Living as one in a world marred by sin I find it in myself not to sit back and watch this place tear itself apart, but to be, like Christ, a redeeming factor in this world. But let me specify that being a redeeming factor isn’t just to save man’s souls, but also to strive to redeem the physical things as well. I cannot bring about the redemption of the world by my own doings, but as one redeemed I am called to work towards a time when “A wolf and a lamb will graze together; a lion, like an ox, will eat straw, and a snake’s food will be dirt. They will no longer injure or destroy on my entire royal mountain” (Isa. 65:25). As Trevor Hart and Richard Bauckham discuss in their book Hope Against Hope, we live in a time when we must imagine what the future holds for us, and then pull those ideas into the present. So rather than sit by as humans and animals tear each other apart, maybe we should be redemptive agents in the Animal Kingdom. Instead of walking around and ignoring the pain of not just humans but also animals, we should be the ones caring for the hurting creation around us. It may seem silly, and it may be more time and effort than feels necessary, but maybe in redeeming small parts of creation we begin to see the world as God sees it, not as a place to escape, or a broken, unsalvageable mess, but as something worth saving, something that demands our time and energy.

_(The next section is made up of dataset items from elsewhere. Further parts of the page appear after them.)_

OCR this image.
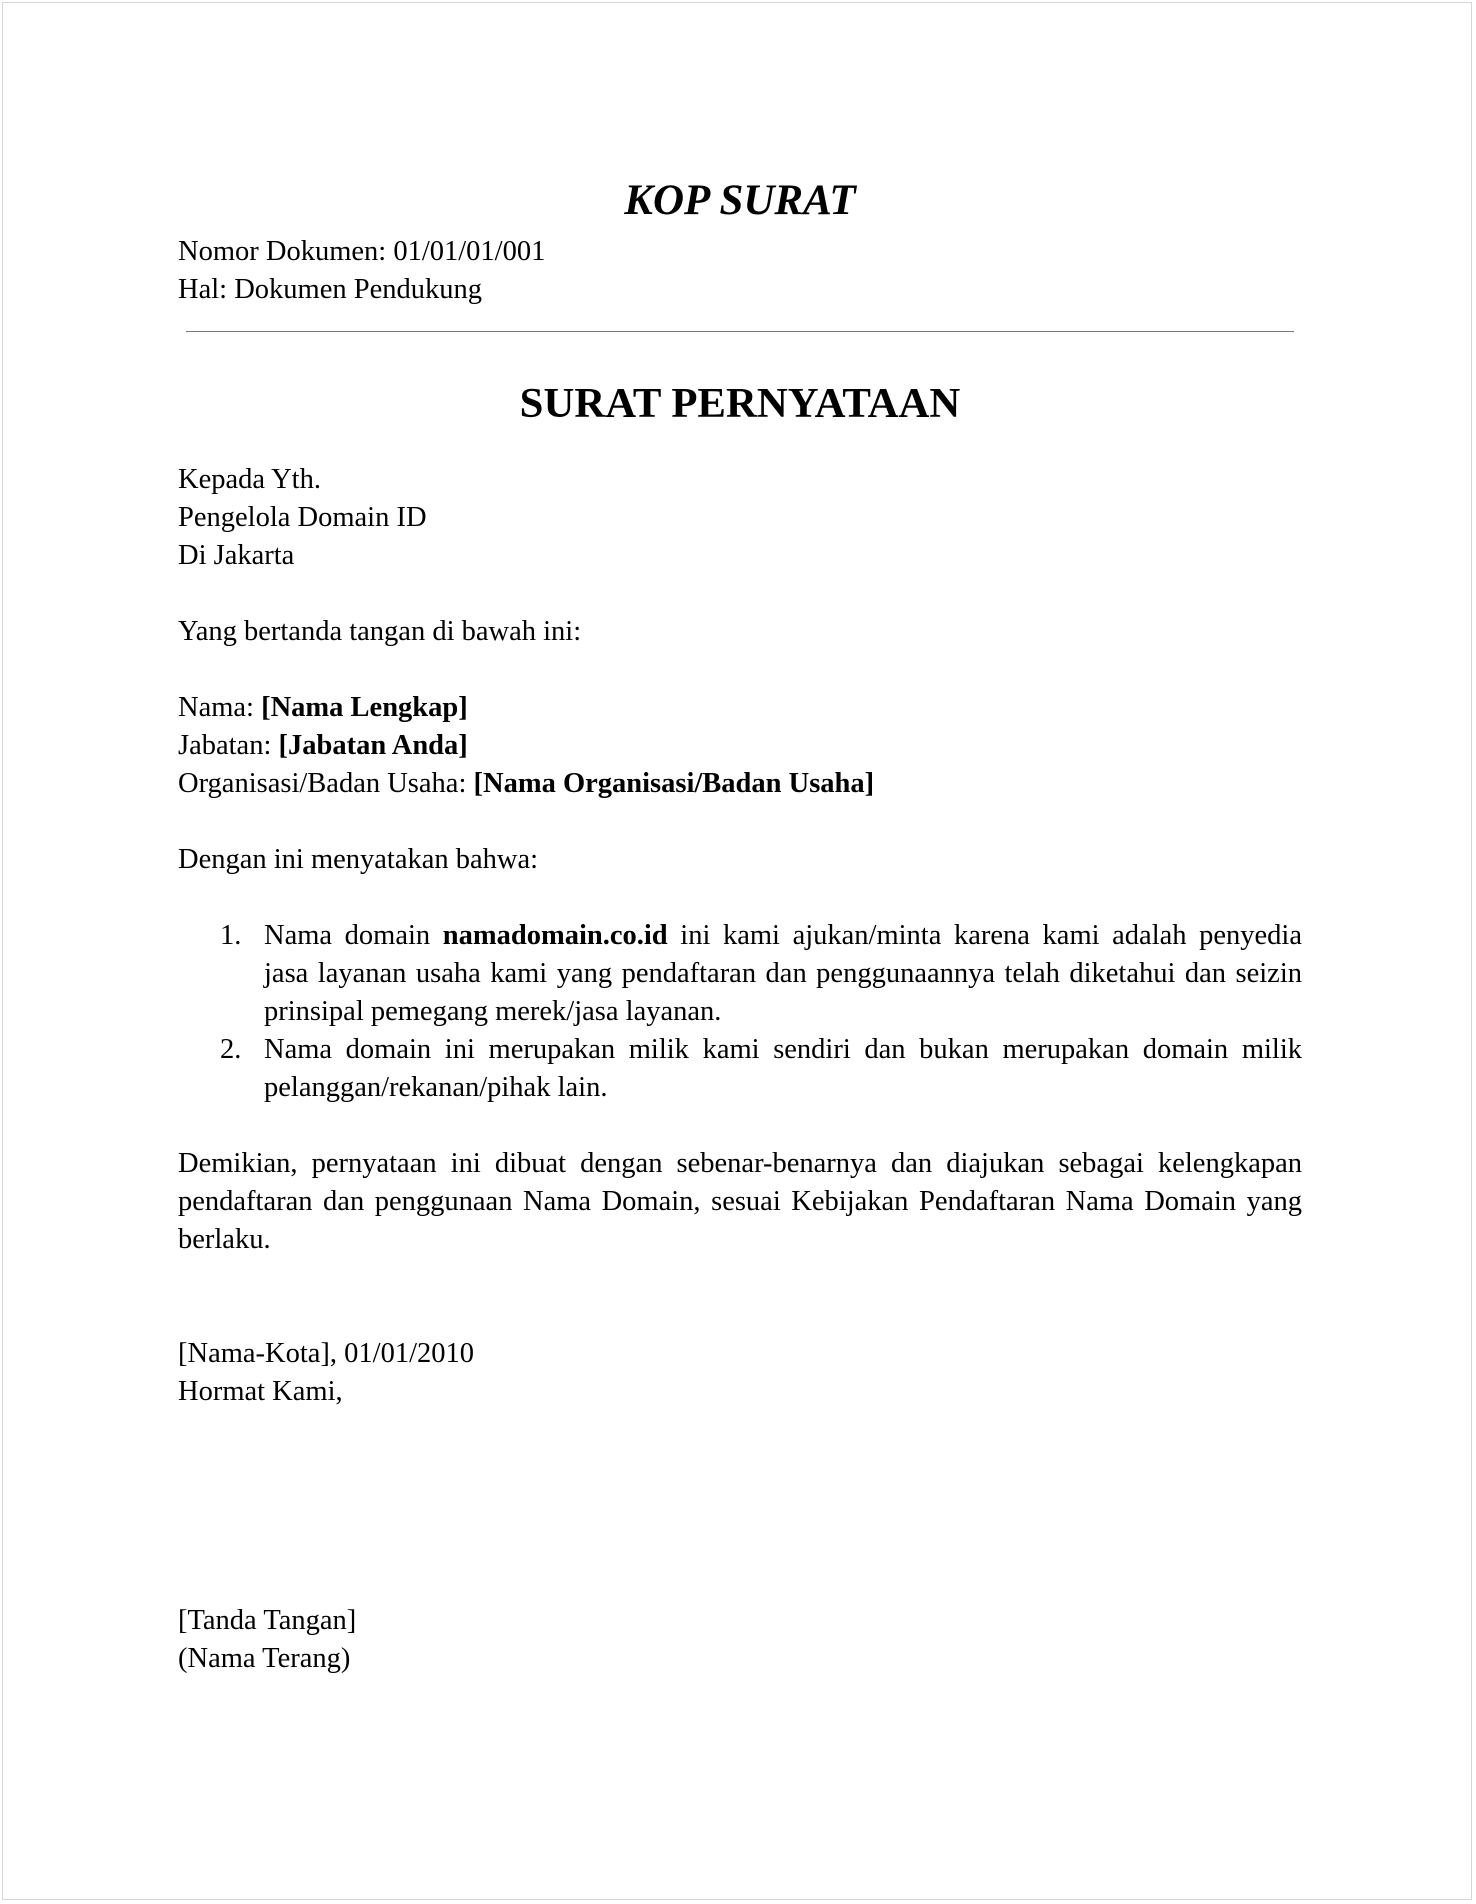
KOP SURAT
Nomor Dokumen: 01/01/01/001
Hal: Dokumen Pendukung
SURAT PERNYATAAN
Kepada Yth.
Pengelola Domain ID
Di Jakarta
Yang bertanda tangan di bawah ini:
Nama: [Nama Lengkap]
Jabatan: [Jabatan Anda]
Organisasi/Badan Usaha: [Nama Organisasi/Badan Usaha]
Dengan ini menyatakan bahwa:
1. Nama domain namadomain.co.id ini kami ajukan/minta karena kami adalah penyedia jasa layanan usaha kami yang pendaftaran dan penggunaannya telah diketahui dan seizin prinsipal pemegang merek/jasa layanan.
2. Nama domain ini merupakan milik kami sendiri dan bukan merupakan domain milik pelanggan/rekanan/pihak lain.
Demikian, pernyataan ini dibuat dengan sebenar-benarnya dan diajukan sebagai kelengkapan pendaftaran dan penggunaan Nama Domain, sesuai Kebijakan Pendaftaran Nama Domain yang berlaku.
[Nama-Kota], 01/01/2010
Hormat Kami,
[Tanda Tangan]
(Nama Terang)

If we return to Genesis, we see that man was made to subdue and rule over creation, and however you interpret those words, it must be done in light of God’s previous statement that all of the plants were given for food, and it was a command in the midst of a perfect creation. Not a broken world. Instead of furthering along the suffering of animals, humans were called to continue this sense of peace and perfection. Yes, we screwed that up, but as redeemed individuals maybe it is time we begin to bring about rule and redemption to the whole of creation, not just pain and further suffering. We messed things up already, let us not continue to break it more.